Harvard University, in the midst of its funding fight with the Trump administration, released its long-awaited anti-Semitism report on Tuesday. It provides a scathing account of life at the Ivy League institution in the wake of Oct. 7, finding that “politicized instruction” in four Harvard schools “mainstreamed and normalized what many Jewish and Israeli students experience as antisemitism.”

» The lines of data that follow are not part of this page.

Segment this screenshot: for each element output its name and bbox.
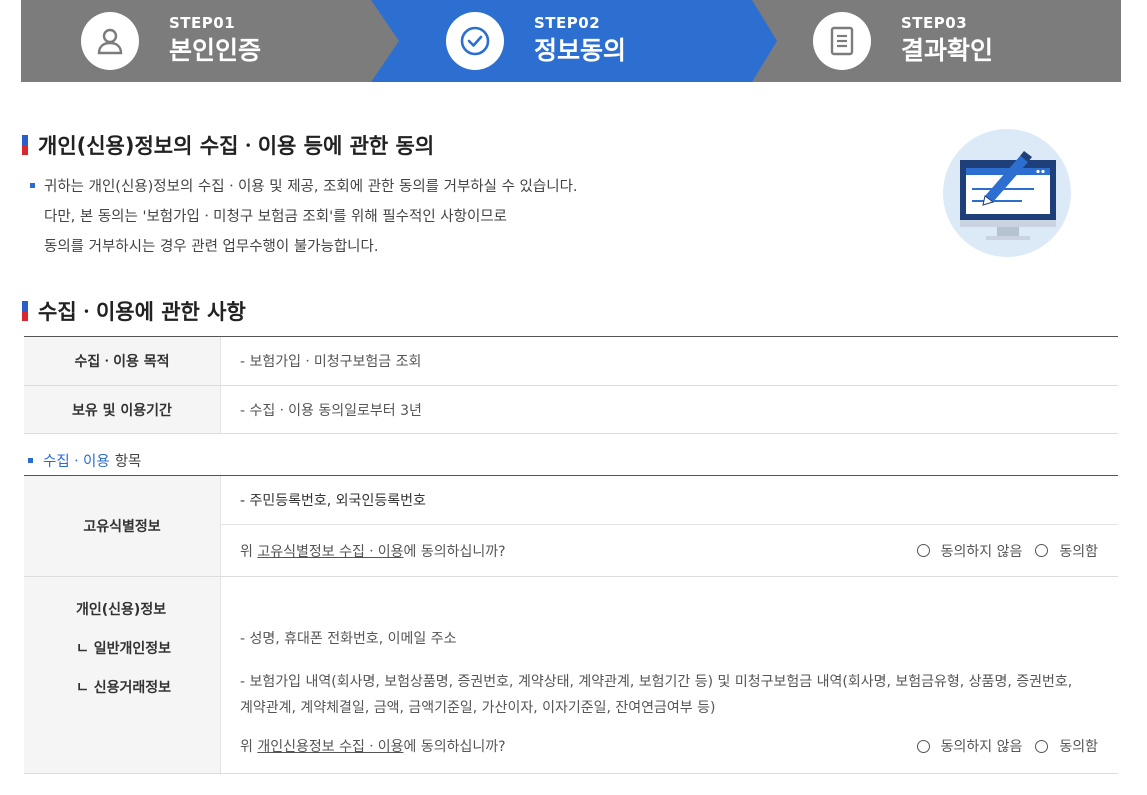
step-1-number: STEP01	[169, 14, 236, 32]
items-title-gray: 항목	[114, 454, 142, 470]
document-icon	[813, 12, 871, 70]
personal-consent-radios: 동의하지 않음 동의함	[904, 736, 1098, 756]
table-row: 고유식별정보 - 주민등록번호, 외국인등록번호 위 고유식별정보 수집ㆍ이용에…	[24, 476, 1118, 577]
radio-circle-icon[interactable]	[1035, 544, 1049, 557]
step-2-number: STEP02	[534, 14, 601, 32]
purpose-value: - 보험가입ㆍ미청구보험금 조회	[240, 354, 422, 370]
general-info-label: ㄴ 일반개인정보	[76, 641, 172, 657]
user-icon	[81, 12, 139, 70]
step-2-title: 정보동의	[534, 36, 627, 65]
retention-value: - 수집ㆍ이용 동의일로부터 3년	[240, 402, 422, 419]
consent-intro: 귀하는 개인(신용)정보의 수집ㆍ이용 및 제공, 조회에 관한 동의를 거부하…	[30, 172, 578, 262]
unique-disagree-radio[interactable]: 동의하지 않음	[916, 541, 1023, 561]
unique-q-link: 고유식별정보 수집ㆍ이용	[257, 543, 404, 560]
personal-q-link: 개인신용정보 수집ㆍ이용	[257, 739, 404, 755]
collection-title-text: 수집ㆍ이용에 관한 사항	[38, 300, 246, 324]
personal-agree-radio[interactable]: 동의함	[1035, 736, 1098, 756]
unique-info-value: - 주민등록번호, 외국인등록번호	[240, 493, 426, 509]
step-3-title: 결과확인	[901, 36, 994, 65]
step-1: STEP01 본인인증	[81, 0, 261, 82]
section-marker-icon	[22, 301, 28, 321]
bullet-icon	[30, 182, 35, 188]
intro-line-3: 동의를 거부하시는 경우 관련 업무수행이 불가능합니다.	[44, 239, 379, 255]
unique-q-suffix: 에 동의하십니까?	[403, 543, 506, 560]
agree-label: 동의함	[1059, 739, 1098, 755]
disagree-label: 동의하지 않음	[940, 739, 1023, 755]
collection-section-title: 수집ㆍ이용에 관한 사항	[22, 296, 246, 326]
step-3-number: STEP03	[901, 14, 968, 32]
items-subtitle: 수집ㆍ이용 항목	[28, 450, 141, 471]
intro-line-2: 다만, 본 동의는 '보험가입ㆍ미청구 보험금 조회'를 위해 필수적인 사항이…	[44, 209, 507, 225]
collection-table: 수집ㆍ이용 목적 - 보험가입ㆍ미청구보험금 조회 보유 및 이용기간 - 수집…	[24, 336, 1118, 434]
radio-circle-icon[interactable]	[916, 544, 930, 557]
unique-consent-question: 위 고유식별정보 수집ㆍ이용에 동의하십니까? 동의하지 않음 동의함	[221, 524, 1118, 576]
radio-circle-icon[interactable]	[1035, 739, 1049, 753]
retention-label: 보유 및 이용기간	[24, 386, 221, 433]
table-row: 개인(신용)정보 ㄴ 일반개인정보 ㄴ 신용거래정보 - 성명, 휴대폰 전화번…	[24, 577, 1118, 774]
step-2: STEP02 정보동의	[446, 0, 626, 82]
unique-q-prefix: 위	[240, 543, 258, 560]
unique-agree-radio[interactable]: 동의함	[1035, 541, 1098, 561]
credit-info-value-2: 계약관계, 계약체결일, 금액, 금액기준일, 가산이자, 이자기준일, 잔여연…	[240, 700, 716, 716]
general-info-value: - 성명, 휴대폰 전화번호, 이메일 주소	[240, 631, 457, 647]
bullet-icon	[28, 458, 33, 463]
credit-info-label: ㄴ 신용거래정보	[76, 680, 172, 696]
unique-info-label: 고유식별정보	[24, 476, 221, 576]
monitor-pen-illustration	[942, 128, 1072, 258]
consent-title-text: 개인(신용)정보의 수집ㆍ이용 등에 관한 동의	[38, 134, 435, 158]
personal-info-label-cell: 개인(신용)정보 ㄴ 일반개인정보 ㄴ 신용거래정보	[24, 577, 221, 773]
radio-circle-icon[interactable]	[916, 739, 930, 753]
personal-disagree-radio[interactable]: 동의하지 않음	[916, 736, 1023, 756]
unique-consent-radios: 동의하지 않음 동의함	[904, 541, 1098, 561]
personal-q-prefix: 위	[240, 739, 258, 755]
personal-info-label: 개인(신용)정보	[76, 602, 167, 618]
items-title-blue: 수집ㆍ이용	[43, 454, 110, 470]
disagree-label: 동의하지 않음	[940, 543, 1023, 560]
consent-section-title: 개인(신용)정보의 수집ㆍ이용 등에 관한 동의	[22, 130, 434, 160]
items-table: 고유식별정보 - 주민등록번호, 외국인등록번호 위 고유식별정보 수집ㆍ이용에…	[24, 475, 1118, 774]
step-1-title: 본인인증	[169, 36, 262, 65]
table-row: 수집ㆍ이용 목적 - 보험가입ㆍ미청구보험금 조회	[24, 337, 1118, 386]
credit-info-value-1: - 보험가입 내역(회사명, 보험상품명, 증권번호, 계약상태, 계약관계, …	[240, 674, 1073, 690]
intro-line-1: 귀하는 개인(신용)정보의 수집ㆍ이용 및 제공, 조회에 관한 동의를 거부하…	[44, 179, 578, 195]
agree-label: 동의함	[1059, 543, 1098, 560]
purpose-label: 수집ㆍ이용 목적	[24, 337, 221, 385]
table-row: 보유 및 이용기간 - 수집ㆍ이용 동의일로부터 3년	[24, 386, 1118, 434]
step-progress-bar: STEP01 본인인증 STEP02 정보동의 STEP03 결과확인	[21, 0, 1121, 82]
personal-consent-question: 위 개인신용정보 수집ㆍ이용에 동의하십니까? 동의하지 않음 동의함	[240, 734, 1118, 758]
personal-q-suffix: 에 동의하십니까?	[403, 739, 506, 755]
step-3: STEP03 결과확인	[813, 0, 993, 82]
check-circle-icon	[446, 12, 504, 70]
section-marker-icon	[22, 135, 28, 155]
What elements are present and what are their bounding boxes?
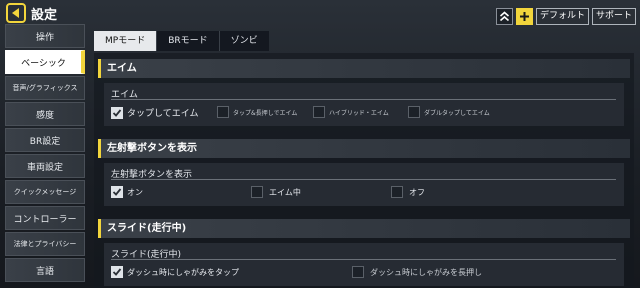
aim-divider (111, 99, 616, 100)
option-label: ダブルタップしてエイム (424, 109, 490, 117)
option-label: オフ (409, 187, 425, 197)
default-button[interactable]: デフォルト (535, 8, 589, 25)
header-actions: デフォルト サポート (495, 8, 636, 25)
sidebar: 操作 ベーシック 音声/グラフィックス 感度 BR設定 車両設定 クイックメッセ… (5, 24, 85, 284)
option-label: エイム中 (269, 187, 301, 197)
checkmark-icon (112, 268, 122, 276)
option-while-aiming[interactable]: エイム中 (251, 186, 301, 198)
collapse-button[interactable] (495, 8, 513, 25)
option-hybrid-aim[interactable]: ハイブリッド・エイム (313, 106, 389, 118)
mode-tabs: MPモード BRモード ゾンビ (94, 31, 269, 51)
tab-br-mode[interactable]: BRモード (157, 31, 220, 51)
sidebar-item-br-settings[interactable]: BR設定 (5, 128, 85, 152)
checkbox-checked[interactable] (111, 186, 123, 198)
option-on[interactable]: オン (111, 186, 143, 198)
tab-zombie[interactable]: ゾンビ (220, 31, 269, 51)
option-tap-to-aim[interactable]: タップしてエイム (111, 106, 199, 119)
option-hold-crouch[interactable]: ダッシュ時にしゃがみを長押し (352, 266, 482, 278)
sidebar-item-quick-message[interactable]: クイックメッセージ (5, 180, 85, 204)
sidebar-item-basic[interactable]: ベーシック (5, 50, 85, 74)
option-tap-hold-aim[interactable]: タップ&長押しでエイム (217, 106, 297, 118)
page-title: 設定 (31, 8, 58, 23)
checkbox-checked[interactable] (111, 106, 123, 119)
checkmark-icon (112, 188, 122, 196)
checkbox-unchecked[interactable] (313, 106, 325, 118)
option-tap-crouch[interactable]: ダッシュ時にしゃがみをタップ (111, 266, 239, 278)
sidebar-item-legal-privacy[interactable]: 法律とプライバシー (5, 232, 85, 256)
double-chevron-up-icon (499, 11, 509, 22)
slide-divider (111, 259, 616, 260)
option-label: ダッシュ時にしゃがみをタップ (127, 267, 239, 277)
sidebar-item-sensitivity[interactable]: 感度 (5, 102, 85, 126)
section-header-slide: スライド(走行中) (98, 219, 630, 238)
checkbox-unchecked[interactable] (217, 106, 229, 118)
option-off[interactable]: オフ (391, 186, 425, 198)
sidebar-item-language[interactable]: 言語 (5, 258, 85, 282)
plus-icon (519, 12, 529, 21)
sidebar-item-audio-graphics[interactable]: 音声/グラフィックス (5, 76, 85, 100)
sidebar-item-controller[interactable]: コントローラー (5, 206, 85, 230)
option-label: ダッシュ時にしゃがみを長押し (370, 267, 482, 277)
checkbox-unchecked[interactable] (391, 186, 403, 198)
checkbox-unchecked[interactable] (352, 266, 364, 278)
left-fire-divider (111, 179, 616, 180)
checkmark-icon (112, 108, 122, 117)
section-header-aim: エイム (98, 59, 630, 78)
settings-content: エイム エイム タップしてエイム タップ&長押しでエイム ハイブリッド・エイム … (94, 53, 634, 288)
section-body-left-fire: 左射撃ボタンを表示 オン エイム中 オフ (104, 163, 624, 206)
back-arrow-icon (12, 8, 19, 18)
section-body-slide: スライド(走行中) ダッシュ時にしゃがみをタップ ダッシュ時にしゃがみを長押し (104, 243, 624, 286)
section-header-left-fire: 左射撃ボタンを表示 (98, 139, 630, 158)
section-body-aim: エイム タップしてエイム タップ&長押しでエイム ハイブリッド・エイム ダブルタ… (104, 83, 624, 126)
option-label: ハイブリッド・エイム (329, 109, 389, 117)
tab-mp-mode[interactable]: MPモード (94, 31, 158, 51)
option-label: タップ&長押しでエイム (233, 109, 298, 117)
checkbox-unchecked[interactable] (408, 106, 420, 118)
support-button[interactable]: サポート (591, 8, 636, 25)
option-label: オン (127, 187, 143, 197)
option-double-tap-aim[interactable]: ダブルタップしてエイム (408, 106, 490, 118)
sidebar-item-controls[interactable]: 操作 (5, 24, 85, 48)
option-label: タップしてエイム (127, 109, 199, 119)
add-button[interactable] (515, 8, 533, 25)
header-bar: 設定 デフォルト サポート (0, 0, 640, 28)
checkbox-checked[interactable] (111, 266, 123, 278)
sidebar-item-vehicle[interactable]: 車両設定 (5, 154, 85, 178)
back-button[interactable] (6, 3, 26, 23)
checkbox-unchecked[interactable] (251, 186, 263, 198)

The report raises particular concerns with the Graduate School of Education, T.H. Chan School of Public Health, Divinity School, and Medical School, four schools that the Trump administration also targeted for “egregious records of antisemitism or other bias.” At those schools, Jewish and Israeli students were routinely ostracized and subject to instruction “that effectively made a specific view on the Israel-Hamas conflict a litmus test for full classroom participation,” according to the report.
In one example, a “Pyramid of White Supremacy” graphic disseminated to students in a required School of Education course stated that those who oppose the Boycott, Divestment, and Sanctions movement are engaged in “coded genocide.” That portion of the pyramid was just one step removed from “overt genocide,” which included the KKK, “lynching,” “burning crosses,” and “bombing black churches.” When a Jewish student expressed concerns, the instructor did not remove the graphic from course materials and instead “referenced the ‘land acknowledgement’ made earlier in class.”
The report details similar incidents at the School of Public Health, where Jewish students raised concerns over anti-Israel webinars only to be asked, “Who is more marginalized, Jews or Palestinians?” At the Divinity School, Jewish students were subject to “the embrace of a pedagogy of ‘de-zionization'” in which instructors “attribute to Jews two great sins: first, in the Levant, the establishment of the State of Israel and the Palestinian Nakba; and second, in the United States, participation in White supremacy.”